Neues Geschäftsmodell für den Kurort
Vor 20 Jahren kam nur knapp die Hälfte, erinnert sich Beckmann, der als Tourismus-Direktor (seit 2003) am Profil der „Ferienwelt Winterberg“ gearbeitet hat und auch wegen seines Erfolgs im September zum Bürgermeister gewählt wurde. Mit gut 63 Prozent bekam er ein Ergebnis, das selbst in der konservativ-katholischen Gegend für einen CDU-Mann eher selten ist.
Aufgrund der sauberen und rauen Luft darf sich Winterberg „Heilklimatischer Kurort“ nennen. Für die Malocher aus der Montanindustrie des Ruhrgebiets war die Stadt auch deswegen das naheliegendste Erholungsgebiet.
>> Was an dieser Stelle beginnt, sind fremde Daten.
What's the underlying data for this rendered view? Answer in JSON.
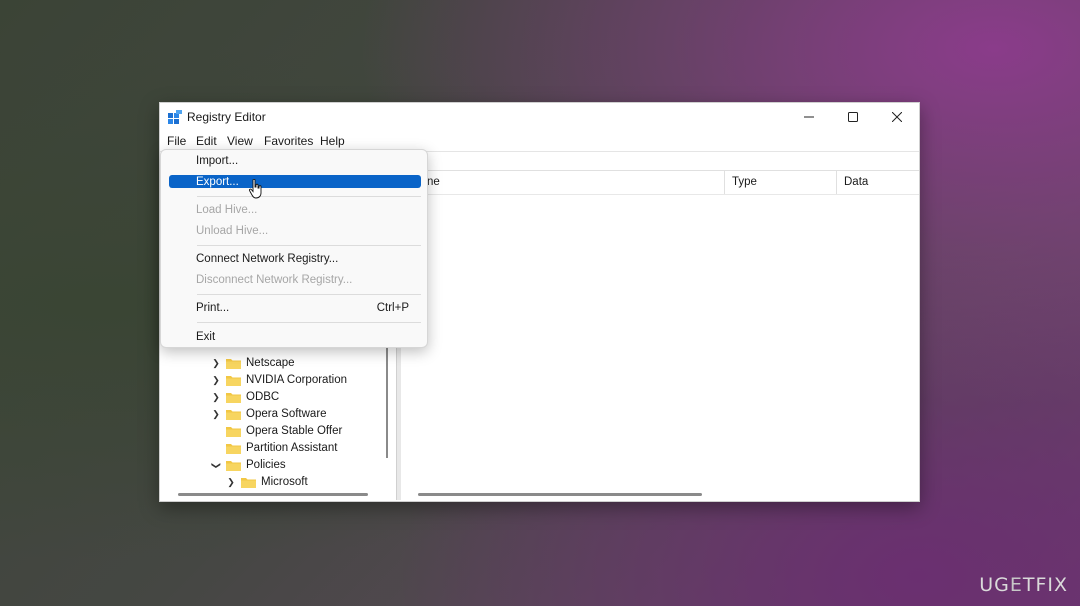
{
  "window": {
    "title": "Registry Editor",
    "menus": [
      "File",
      "Edit",
      "View",
      "Favorites",
      "Help"
    ]
  },
  "file_menu": {
    "items": [
      {
        "label": "Import...",
        "enabled": true,
        "shortcut": ""
      },
      {
        "label": "Export...",
        "enabled": true,
        "highlighted": true,
        "shortcut": ""
      },
      {
        "label": "Load Hive...",
        "enabled": false,
        "shortcut": ""
      },
      {
        "label": "Unload Hive...",
        "enabled": false,
        "shortcut": ""
      },
      {
        "label": "Connect Network Registry...",
        "enabled": true,
        "shortcut": ""
      },
      {
        "label": "Disconnect Network Registry...",
        "enabled": false,
        "shortcut": ""
      },
      {
        "label": "Print...",
        "enabled": true,
        "shortcut": "Ctrl+P"
      },
      {
        "label": "Exit",
        "enabled": true,
        "shortcut": ""
      }
    ]
  },
  "tree": {
    "items": [
      {
        "label": "Netscape",
        "chevron": "right"
      },
      {
        "label": "NVIDIA Corporation",
        "chevron": "right"
      },
      {
        "label": "ODBC",
        "chevron": "right"
      },
      {
        "label": "Opera Software",
        "chevron": "right"
      },
      {
        "label": "Opera Stable Offer",
        "chevron": "none"
      },
      {
        "label": "Partition Assistant",
        "chevron": "none"
      },
      {
        "label": "Policies",
        "chevron": "down"
      },
      {
        "label": "Microsoft",
        "chevron": "right"
      }
    ]
  },
  "list": {
    "columns": [
      "ne",
      "Type",
      "Data"
    ]
  },
  "watermark": {
    "text_a": "UG",
    "text_e": "E",
    "text_b": "TFIX"
  },
  "colors": {
    "highlight": "#0a64c8",
    "folder": "#f2c744",
    "disabled_text": "#a6a6a6"
  }
}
Bis in den 1990er Jahren diverse Gesundheitsreformen den von den Krankenkassen finanzierten Kuraufenthalten ein Ende machten. Die Kurorte brauchten ein neues Geschäftsmodell. In Winterberg verabschiedete man sich vom Club- und Partytourismus und lockte mit dem Rothaarsteig Wanderer. Hinzu kommen die Radler. Bikepark, Trailpark und 1000 Kilometer Radwege werden vom wachsenden Rentner-Peloton auf E-Bikes befahren. „Seit 2015 wissen wir, dass unser Konzept funktioniert“, sagt Beckmann mit Blick auf das Sommergeschäft. Aber Winterberg heißt nicht Sommerberg und bleibt auch ein Wintersportort.
120 Millionen für die Ski-Infrastruktur
Die Skilift-Besitzer leiden besonders unter dem harten Lockdown, aber noch ist die Saison, die bis Ostern dauern kann, nicht abgeschrieben. Beckmann zufolge sind seit 2006 rund 120 Millionen Euro in die Modernisierung der Ski-Infrastruktur geflossen, der Großteil für Sessellifte und Beschneiungsanlagen. 668 Meter über dem Meeresspiegel wird der natürliche Schnee seltener.
Auch in den kommenden Wochen hofft Beckmann auf echte Flocken im Flachland, die ihm die Gäste vom Hals halten. Von der Landesregierung in Düsseldorf lassen sich die geplagten Sauerländer rechtlich beraten und mit Polizeikräften unterstützen, um zum Beispiel „Drifter“ abzuschrecken, die zu hunderten auf den Wiesen ihre Autos im Schneematsch wühlen ließen. „
Das, was uns gerade überkommt, ist das schwierige Gesicht der Pandemie“, heißt es im Schreiben der Stadt an potenzielle Besucher, für die es keine Betten, Gaststätten und Toiletten gibt. „Tu Dir das doch nicht an!“ Ob der Appell ankommt, weiß Beckmann am Sonntag.